Movant contends the motion court erred in finding his waiver of his right to a presen-tenee investigation was knowing and voluntary. The plea record confirms the court sentenced movant in accord with a plea agreement after it explained to him he had the right to a presentence investigation.

The contention is not reviewable in a Rule 24.035 motion and it is without merit. First, assuming the allegation is reviewable under the rule, it has no merit. Movant expressly waived a presentence investigation. He has a college education and a degree. He expressly acknowledged that he had received no promises or threats which coerced him in any way to waive his right to a presentence investigation. The plea record and the testimony of defendant’s counsel supports a finding that he knowingly and voluntarily waived that right. The findings of the motion court are therefore not clearly erroneous as required by Rule 24.035(j).

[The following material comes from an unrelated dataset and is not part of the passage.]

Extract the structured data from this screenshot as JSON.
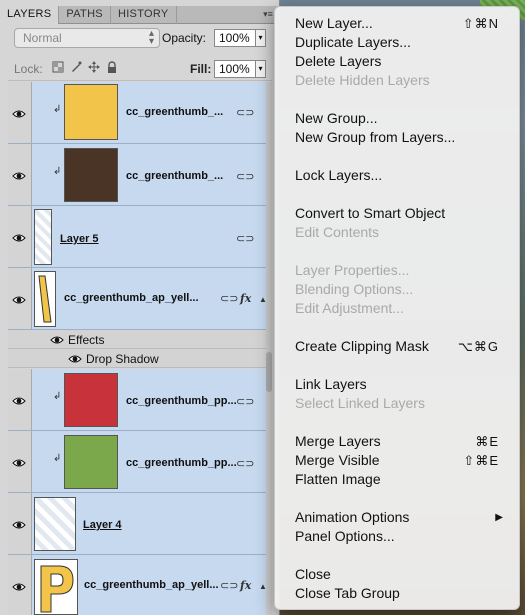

First, the allegation in the motion and the point on appeal are directed toward an unknowing or involuntary waiver of his right to a presentenee investigation, not an unknowing or involuntary plea of guilty. Mov-ant did not allege he has a right to withdraw his guilty pleas or that he wishes to withdraw the pleas. He did not allege and he does not now argue that the guilty pleas on which he was sentenced were unknowing or involuntary. For that reason the factual issue and the legal argument are not within the scope of Rule 24.035. He concedes that the guilty pleas were knowing and voluntary.

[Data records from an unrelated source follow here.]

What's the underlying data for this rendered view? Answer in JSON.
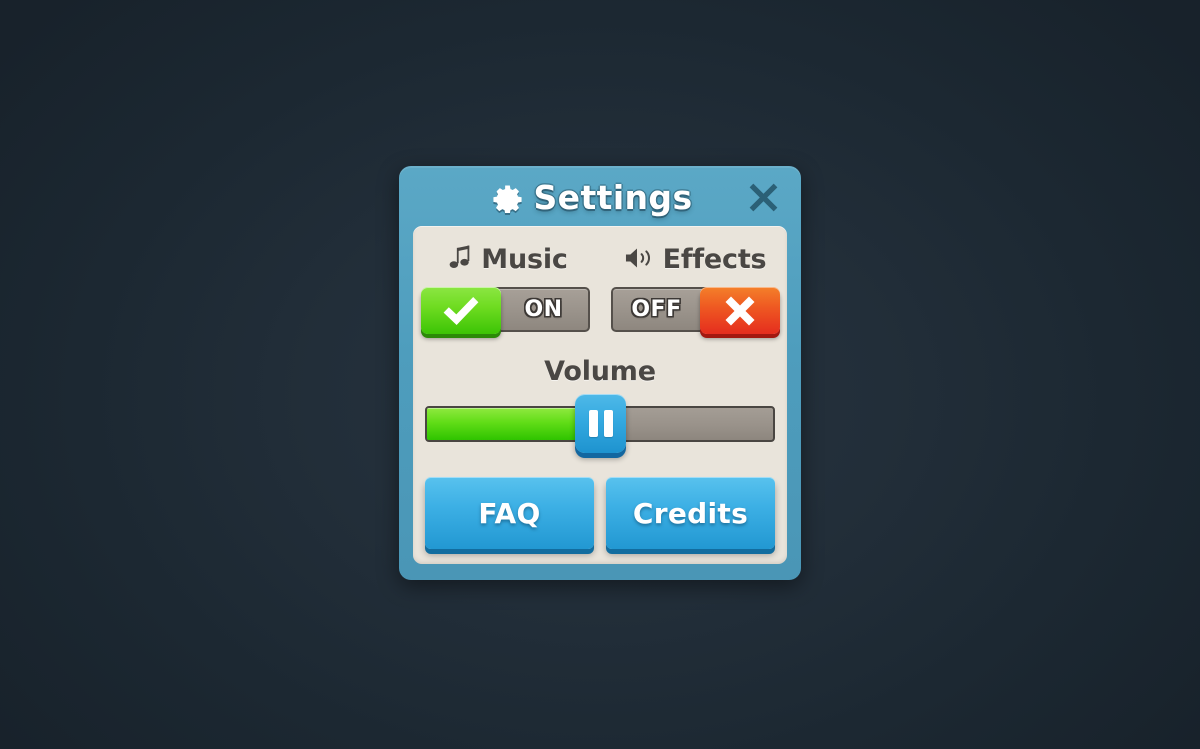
{
  "background": {
    "color_outer": "#18222b",
    "color_center": "#27343f"
  },
  "dialog": {
    "frame_color": "#4e9dbd",
    "panel_color": "#e9e4db",
    "title": "Settings",
    "title_icon": "gear-icon",
    "close_icon": "close-x-icon",
    "close_label": "Close"
  },
  "settings": {
    "rows": [
      {
        "id": "music",
        "icon": "music-note-icon",
        "label": "Music",
        "state_label": "ON",
        "state": "on",
        "knob_icon": "checkmark-icon",
        "knob_color": "#6fdc21"
      },
      {
        "id": "effects",
        "icon": "speaker-icon",
        "label": "Effects",
        "state_label": "OFF",
        "state": "off",
        "knob_icon": "cross-icon",
        "knob_color": "#ef5b22"
      }
    ]
  },
  "volume": {
    "label": "Volume",
    "value_percent": 50,
    "fill_color": "#61dd17",
    "track_color": "#99928a",
    "handle_color": "#34a9e0",
    "handle_icon": "grip-bars-icon"
  },
  "actions": {
    "buttons": [
      {
        "id": "faq",
        "label": "FAQ"
      },
      {
        "id": "credits",
        "label": "Credits"
      }
    ],
    "color": "#3db0e5"
  }
}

Movant contends his attorney was ineffective because he was misinformed about the use and prospect of a presentence investigation before he waived that “statutory” right. Rule 29.07(a)(1) provides that a pre-sentence investigation is discretionary, not mandatory. State v. Jennings, 649 S.W.2d 448, 455 (Mo.App.1983). Assuming, without deciding the rule confers the right to a pre-sentence investigation, the source of that right is not constitutional. Neither the Federal nor the Missouri Constitution confers a right to a presentence investigation. It is a benefit subject to waiver and defendant waived it. As a matter of law, movant was not entitled to the relief he requested and now argues.

We affirm.

REINHARD, P.J. and GRIMM, J., concur.